Most of what we know about McFadden’s later life only comes to us because of a freak incident that started in 1909 and ended in 1989. While she was on a pre-campaign train journey in Spokane, Washington, with Minnesota Governor and presidential hopeful John A. Johnson, her purse was stolen. No fuss was made, and no reports came to light at the time. But in 1989, a woman looking for her cat inside the wall of a Spokane carriage house found it stuffed beside a chimney. The finder researched its origins and tracked down a descendant of McFadden’s. That descendant donated the purse to the Minnesota Historical Society.

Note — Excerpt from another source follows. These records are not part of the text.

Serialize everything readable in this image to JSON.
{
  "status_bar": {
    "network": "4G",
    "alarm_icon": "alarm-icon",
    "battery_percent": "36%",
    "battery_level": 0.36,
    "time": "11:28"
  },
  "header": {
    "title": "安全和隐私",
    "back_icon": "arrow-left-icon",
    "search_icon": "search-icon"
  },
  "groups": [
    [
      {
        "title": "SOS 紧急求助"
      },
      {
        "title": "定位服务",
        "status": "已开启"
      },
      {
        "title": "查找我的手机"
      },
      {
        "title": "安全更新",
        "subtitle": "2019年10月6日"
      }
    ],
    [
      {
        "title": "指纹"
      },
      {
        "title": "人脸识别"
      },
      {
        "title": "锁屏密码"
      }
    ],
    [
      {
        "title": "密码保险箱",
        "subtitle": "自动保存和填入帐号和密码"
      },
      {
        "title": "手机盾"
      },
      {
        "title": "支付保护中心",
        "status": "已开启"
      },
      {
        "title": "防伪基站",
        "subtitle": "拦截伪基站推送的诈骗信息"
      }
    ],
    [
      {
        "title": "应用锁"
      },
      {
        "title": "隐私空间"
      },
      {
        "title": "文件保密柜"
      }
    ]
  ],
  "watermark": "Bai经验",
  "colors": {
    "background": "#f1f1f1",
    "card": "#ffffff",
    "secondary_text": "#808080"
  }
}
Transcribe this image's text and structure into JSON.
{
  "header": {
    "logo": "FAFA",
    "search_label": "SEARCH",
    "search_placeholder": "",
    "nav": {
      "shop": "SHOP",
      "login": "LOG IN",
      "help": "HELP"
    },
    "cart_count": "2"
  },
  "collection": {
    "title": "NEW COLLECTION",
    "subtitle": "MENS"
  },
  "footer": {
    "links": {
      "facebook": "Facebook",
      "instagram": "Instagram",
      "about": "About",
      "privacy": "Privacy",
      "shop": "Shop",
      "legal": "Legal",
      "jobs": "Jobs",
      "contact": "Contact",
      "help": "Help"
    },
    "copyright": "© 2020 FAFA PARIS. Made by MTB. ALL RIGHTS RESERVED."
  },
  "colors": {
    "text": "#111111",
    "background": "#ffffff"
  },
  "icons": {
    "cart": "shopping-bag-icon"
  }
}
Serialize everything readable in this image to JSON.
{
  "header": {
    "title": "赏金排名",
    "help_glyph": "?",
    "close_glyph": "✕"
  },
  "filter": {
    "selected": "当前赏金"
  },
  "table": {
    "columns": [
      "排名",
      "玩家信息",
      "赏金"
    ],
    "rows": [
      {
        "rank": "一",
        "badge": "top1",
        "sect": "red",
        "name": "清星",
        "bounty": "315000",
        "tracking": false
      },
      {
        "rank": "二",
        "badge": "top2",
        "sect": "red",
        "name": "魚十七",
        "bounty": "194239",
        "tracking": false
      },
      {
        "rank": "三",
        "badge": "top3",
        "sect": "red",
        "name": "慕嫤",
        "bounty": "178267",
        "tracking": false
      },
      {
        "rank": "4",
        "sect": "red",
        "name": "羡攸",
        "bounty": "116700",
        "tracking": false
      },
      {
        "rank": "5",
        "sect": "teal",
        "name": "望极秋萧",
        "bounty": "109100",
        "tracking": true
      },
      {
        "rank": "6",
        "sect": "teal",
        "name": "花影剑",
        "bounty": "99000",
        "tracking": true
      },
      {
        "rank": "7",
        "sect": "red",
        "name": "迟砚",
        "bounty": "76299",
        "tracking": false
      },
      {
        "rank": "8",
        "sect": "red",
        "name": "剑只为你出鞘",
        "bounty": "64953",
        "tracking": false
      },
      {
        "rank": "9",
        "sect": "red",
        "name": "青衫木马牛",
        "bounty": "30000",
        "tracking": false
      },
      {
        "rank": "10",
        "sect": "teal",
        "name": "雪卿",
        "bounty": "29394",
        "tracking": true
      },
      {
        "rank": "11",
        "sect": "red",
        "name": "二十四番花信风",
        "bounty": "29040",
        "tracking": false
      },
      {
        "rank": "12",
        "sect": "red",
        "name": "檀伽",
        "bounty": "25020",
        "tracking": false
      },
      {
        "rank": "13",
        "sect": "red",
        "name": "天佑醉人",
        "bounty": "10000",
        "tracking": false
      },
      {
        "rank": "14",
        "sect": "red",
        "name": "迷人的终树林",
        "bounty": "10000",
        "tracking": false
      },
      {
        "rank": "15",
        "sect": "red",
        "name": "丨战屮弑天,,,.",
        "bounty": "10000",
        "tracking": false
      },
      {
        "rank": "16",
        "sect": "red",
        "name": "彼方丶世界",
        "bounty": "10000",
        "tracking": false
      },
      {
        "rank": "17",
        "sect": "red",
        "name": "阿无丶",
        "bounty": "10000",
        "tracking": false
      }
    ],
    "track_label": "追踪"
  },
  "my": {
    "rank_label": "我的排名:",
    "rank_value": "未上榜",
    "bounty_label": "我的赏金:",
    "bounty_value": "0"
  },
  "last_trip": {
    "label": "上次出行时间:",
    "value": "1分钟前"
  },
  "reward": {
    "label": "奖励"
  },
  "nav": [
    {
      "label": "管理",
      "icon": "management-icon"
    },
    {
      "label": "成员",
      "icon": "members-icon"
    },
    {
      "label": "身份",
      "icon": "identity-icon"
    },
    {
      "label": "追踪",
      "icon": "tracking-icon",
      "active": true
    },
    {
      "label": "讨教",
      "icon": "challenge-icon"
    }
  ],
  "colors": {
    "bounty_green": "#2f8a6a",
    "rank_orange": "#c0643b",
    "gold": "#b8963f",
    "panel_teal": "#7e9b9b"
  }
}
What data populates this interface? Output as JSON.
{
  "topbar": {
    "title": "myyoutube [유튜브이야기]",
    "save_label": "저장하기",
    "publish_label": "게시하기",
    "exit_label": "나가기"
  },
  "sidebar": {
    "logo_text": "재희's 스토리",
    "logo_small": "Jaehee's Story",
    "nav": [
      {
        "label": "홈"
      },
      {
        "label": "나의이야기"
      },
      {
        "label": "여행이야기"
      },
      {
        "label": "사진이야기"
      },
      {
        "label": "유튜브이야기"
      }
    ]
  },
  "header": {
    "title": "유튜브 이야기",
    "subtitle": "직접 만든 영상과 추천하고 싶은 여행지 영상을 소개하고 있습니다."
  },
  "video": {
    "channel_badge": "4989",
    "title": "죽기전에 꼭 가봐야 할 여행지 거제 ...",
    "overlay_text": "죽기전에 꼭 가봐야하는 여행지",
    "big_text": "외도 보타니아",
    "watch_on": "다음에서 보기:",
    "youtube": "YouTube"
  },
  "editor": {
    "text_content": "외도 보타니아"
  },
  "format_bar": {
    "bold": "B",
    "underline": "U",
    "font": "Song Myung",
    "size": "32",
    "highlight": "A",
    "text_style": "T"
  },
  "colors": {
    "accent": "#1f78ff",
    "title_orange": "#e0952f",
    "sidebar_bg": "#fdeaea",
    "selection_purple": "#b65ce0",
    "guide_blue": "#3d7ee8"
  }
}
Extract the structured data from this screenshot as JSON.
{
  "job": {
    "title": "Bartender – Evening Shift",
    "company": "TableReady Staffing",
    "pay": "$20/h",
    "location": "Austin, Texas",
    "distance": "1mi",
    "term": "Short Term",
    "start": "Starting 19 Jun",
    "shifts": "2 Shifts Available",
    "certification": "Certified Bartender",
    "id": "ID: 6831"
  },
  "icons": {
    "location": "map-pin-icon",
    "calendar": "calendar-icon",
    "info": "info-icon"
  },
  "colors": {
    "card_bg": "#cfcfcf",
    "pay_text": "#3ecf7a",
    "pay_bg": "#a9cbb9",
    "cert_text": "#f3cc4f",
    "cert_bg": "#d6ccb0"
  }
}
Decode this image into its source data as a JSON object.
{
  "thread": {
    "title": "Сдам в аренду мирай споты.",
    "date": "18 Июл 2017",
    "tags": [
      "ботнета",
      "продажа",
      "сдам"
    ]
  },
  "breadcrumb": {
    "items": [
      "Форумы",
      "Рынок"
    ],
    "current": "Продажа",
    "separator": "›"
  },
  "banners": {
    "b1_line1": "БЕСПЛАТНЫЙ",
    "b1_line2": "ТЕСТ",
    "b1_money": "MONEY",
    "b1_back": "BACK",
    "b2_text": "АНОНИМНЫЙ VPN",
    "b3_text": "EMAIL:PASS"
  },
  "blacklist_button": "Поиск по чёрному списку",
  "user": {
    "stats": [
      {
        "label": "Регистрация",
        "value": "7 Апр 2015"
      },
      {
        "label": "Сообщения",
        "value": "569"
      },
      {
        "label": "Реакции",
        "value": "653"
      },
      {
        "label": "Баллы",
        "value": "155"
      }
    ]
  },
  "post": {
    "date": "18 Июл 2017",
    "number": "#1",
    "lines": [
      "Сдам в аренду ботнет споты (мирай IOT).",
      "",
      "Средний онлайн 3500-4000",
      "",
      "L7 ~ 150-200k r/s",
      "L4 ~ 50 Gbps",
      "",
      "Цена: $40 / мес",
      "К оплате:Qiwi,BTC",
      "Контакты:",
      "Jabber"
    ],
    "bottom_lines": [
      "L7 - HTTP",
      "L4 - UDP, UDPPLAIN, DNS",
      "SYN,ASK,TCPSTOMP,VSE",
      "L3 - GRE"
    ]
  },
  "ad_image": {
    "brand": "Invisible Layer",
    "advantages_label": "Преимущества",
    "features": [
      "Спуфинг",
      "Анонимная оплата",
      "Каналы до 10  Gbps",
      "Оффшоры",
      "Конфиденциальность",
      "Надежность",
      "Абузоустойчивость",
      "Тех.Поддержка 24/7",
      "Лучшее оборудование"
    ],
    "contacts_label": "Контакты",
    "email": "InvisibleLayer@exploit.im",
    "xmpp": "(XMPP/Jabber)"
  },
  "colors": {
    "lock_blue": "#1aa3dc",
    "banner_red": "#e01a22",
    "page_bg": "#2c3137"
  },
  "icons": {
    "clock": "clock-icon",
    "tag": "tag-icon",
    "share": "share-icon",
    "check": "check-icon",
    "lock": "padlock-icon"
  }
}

The purse is a perfectly preserved Mary McFadden time capsule, including bank receipts, telegrams, boldly penciled notes, and small, carefully clipped pieces of newsprint containing stories with her as the subject:

“It is reported that Mary McFadden has resigned her position on the Duluth News Tribune, again, and that she will leave the state. Don’t believe it. Mary, like all of her sex, gets the pouts now and then and quits, and then when she “gets over bein’ mad” she gathers up the shears, paste pot and pencil and begins grinding out better stuff than ever. Mary’ll stay, because this end of the state belongs to her and she can’t find anything else like it anywhere in the Union. A newspaper woman that’s a right good fellow is a scarcity in the business and Mary fills the bill.”

“Is Mary McFadden taking a vacation, has she quit the Duluth News Tribune, or what is the matter with the Zenith City newspaper? Whenever Miss McFadden is not on the job in the N.T. office the editorial page of that paper is even as bread without salt—and there’s been nothing saline about it lately.”

“The press of the state is wondering if the News Tribune has said ‘so long Mary’ to Miss McFadden, whose name has adorned the News and Comment column in Duluth’s excellent morning paper for these many months. The newspaper boys don’t want to lose sight of Mary.”

McFadden never noted from which papers the stories were clipped, even though they were obviously important enough to her to keep them tucked close by at all times. Whether she did this for her own bemusement or encouragement it is impossible to tell, but knowing what we do know about Mary McFadden, it isn’t hard to surmise that it was more than likely both.